Website maker sees strong second-quarter as businesses rush online

TEL AVIV (Reuters) - WIX.O, which helps small businesses build and operate websites, expects a strong second quarter as companies rush online amid lockdowns to tackle the coronavirus pandemic, it said on Thursday.

After posting a small net loss in the first quarter due to higher marketing expenses, Israel-based Wix said it enjoyed a strong April.

With growth in the United States and Europe robust, it recruited a net 3.2 million new users last month, up 63% from April 2019 and a record monthly high, while the number of premium subscriptions jumped 207% from a year earlier.

“As soon as people understood we were going into lockdown, there was a massive uplift,” said Nir Zohar, Wix’s president.

He said demand for an online presence soared from businesses ranging from restaurants to fitness trainers, while people who lost their jobs sought to make websites.

“Everyone is trying to position themselves online,” Zohar told Reuters.

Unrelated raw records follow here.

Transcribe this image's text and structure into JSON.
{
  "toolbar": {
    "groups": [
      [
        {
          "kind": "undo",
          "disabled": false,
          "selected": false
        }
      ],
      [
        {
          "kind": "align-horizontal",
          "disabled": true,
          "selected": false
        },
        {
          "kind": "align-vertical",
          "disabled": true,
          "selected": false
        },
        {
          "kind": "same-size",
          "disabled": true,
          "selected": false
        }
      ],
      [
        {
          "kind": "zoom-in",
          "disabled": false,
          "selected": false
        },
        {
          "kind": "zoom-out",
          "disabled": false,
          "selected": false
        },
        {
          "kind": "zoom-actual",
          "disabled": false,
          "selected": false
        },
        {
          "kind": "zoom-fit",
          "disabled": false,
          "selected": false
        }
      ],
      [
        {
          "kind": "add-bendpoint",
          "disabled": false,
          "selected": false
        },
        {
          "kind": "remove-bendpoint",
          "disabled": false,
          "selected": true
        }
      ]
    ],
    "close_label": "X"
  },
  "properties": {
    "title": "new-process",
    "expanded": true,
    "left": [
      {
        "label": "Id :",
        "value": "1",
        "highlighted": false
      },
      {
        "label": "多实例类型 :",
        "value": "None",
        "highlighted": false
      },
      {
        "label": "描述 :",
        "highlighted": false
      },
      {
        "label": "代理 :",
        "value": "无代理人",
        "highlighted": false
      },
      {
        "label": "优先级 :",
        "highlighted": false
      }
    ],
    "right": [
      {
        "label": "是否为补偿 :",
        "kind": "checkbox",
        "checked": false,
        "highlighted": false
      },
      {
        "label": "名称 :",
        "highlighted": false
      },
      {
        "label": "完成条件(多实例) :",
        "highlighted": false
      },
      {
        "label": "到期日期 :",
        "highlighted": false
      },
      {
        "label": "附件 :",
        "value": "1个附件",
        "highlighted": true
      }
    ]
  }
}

Wix, whose Nasdaq-listed shares are up 36% this year, offers free basic features for setting up websites, but users must pay for extra services such as shopping carts, individual web addresses and site traffic analysis.

It estimated second-quarter revenue of $231-$233 million for an annual gain of 25-26%, which it said was higher than its previous assumptions. But it withdrew its 2020 outlook due to uncertainty about the second half of the year.

Free cash flow is expected to rise as much as 40% in the second quarter to $41-$43 million.

“We believe that the year as a whole is going to be stronger than we originally expected, but trying to quantify it now is impossible,” Zohar said.

In the first quarter, Wix posted a loss of 1 cent per share excluding one-time items, compared with earnings of 3 cents a year earlier. Revenue grew 24% to $216 million.

It added 6.9 million registered users to reach 172 million, while premium subscriptions were up 12% to 4.7 million.

“We are investing more in marketing because of the huge demand, to make sure we are taking more market share,” Chief Financial Officer Lior Shemesh said.